While legacy news channels like the BBC and ITV have teams of skilled journalists dedicated to fact-checking and producing a story, Page is doing the bulk of the work himself. While this can be a positive, allowing for more authentic and personal forms of creator-led content, it can also lack the accuracy and legitimacy that legacy news brings.
“This is one of the dangers of social media. We live in a neoliberal age of individualism, where everything seems to stem from the self,” Longstaff agrees. “That can be quite toxic—it lends itself to a very angled and biased opinion, and opinion that’s very influencing too.”
This is a pattern that’s seen across the spectrum of social media, and isn’t just limited to the kind of news-leaning content that Page produces, Longstaff highlights. More than ever, from celebrity culture to lifestyle, people are relying on individual influence, which creates a “preempt or a benchmark” for viewers.
“It feeds into the idea that, for a generation of people, individual opinion becomes more powerful than a well-crafted and nuanced piece of journalism. In other words, it undercuts and undermines the reliability and craft of newsmaking in journalism,” he adds.

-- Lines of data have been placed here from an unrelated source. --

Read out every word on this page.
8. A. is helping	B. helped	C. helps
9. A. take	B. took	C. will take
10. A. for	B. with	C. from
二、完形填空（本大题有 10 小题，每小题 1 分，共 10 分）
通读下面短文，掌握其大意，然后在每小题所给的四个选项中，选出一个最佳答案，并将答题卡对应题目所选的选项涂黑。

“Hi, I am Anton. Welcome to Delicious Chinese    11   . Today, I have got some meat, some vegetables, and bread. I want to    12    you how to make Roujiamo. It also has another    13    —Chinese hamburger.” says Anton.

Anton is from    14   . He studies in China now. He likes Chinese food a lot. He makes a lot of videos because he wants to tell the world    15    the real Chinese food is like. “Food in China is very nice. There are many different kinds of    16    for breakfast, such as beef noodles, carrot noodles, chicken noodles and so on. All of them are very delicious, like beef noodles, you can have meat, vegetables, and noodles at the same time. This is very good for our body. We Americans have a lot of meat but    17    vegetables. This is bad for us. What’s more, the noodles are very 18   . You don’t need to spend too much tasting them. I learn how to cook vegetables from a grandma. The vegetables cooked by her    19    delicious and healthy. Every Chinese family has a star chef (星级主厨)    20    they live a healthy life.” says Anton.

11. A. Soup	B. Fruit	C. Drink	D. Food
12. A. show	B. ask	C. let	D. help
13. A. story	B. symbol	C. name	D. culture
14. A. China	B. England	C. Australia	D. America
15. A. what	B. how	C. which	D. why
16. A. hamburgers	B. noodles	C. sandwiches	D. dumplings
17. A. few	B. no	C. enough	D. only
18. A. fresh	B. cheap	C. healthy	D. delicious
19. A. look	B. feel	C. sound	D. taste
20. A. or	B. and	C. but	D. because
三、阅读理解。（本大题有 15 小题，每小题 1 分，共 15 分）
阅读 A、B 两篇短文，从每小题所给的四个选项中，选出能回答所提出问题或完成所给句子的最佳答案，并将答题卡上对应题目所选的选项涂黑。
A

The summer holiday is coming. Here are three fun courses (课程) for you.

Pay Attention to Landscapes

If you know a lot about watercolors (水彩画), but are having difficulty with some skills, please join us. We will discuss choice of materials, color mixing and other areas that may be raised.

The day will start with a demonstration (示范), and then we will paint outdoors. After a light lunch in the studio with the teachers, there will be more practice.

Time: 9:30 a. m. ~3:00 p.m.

“Interestingly, when I look at television, I think it’s becoming polarised in some ways,” Longstaff explains, drawing on how vastly different the BBC and other TikTok accounts portray news content. “Everything is intersected, but the affordances of legacy news and TikTok news are increasingly different. But I think there’s space for both in this historical moment that we’re in.”
The rise of TikTok as a news source, led by creators like Page, reflects a shift toward more casual and engaging content. While legacy media giants like the BBC and ITV trail behind in engaging younger audiences, the platform’s creator-led approach also raises concerns about journalistic accuracy. Striking a balance between influence and reliability is the key in this evolving media landscape.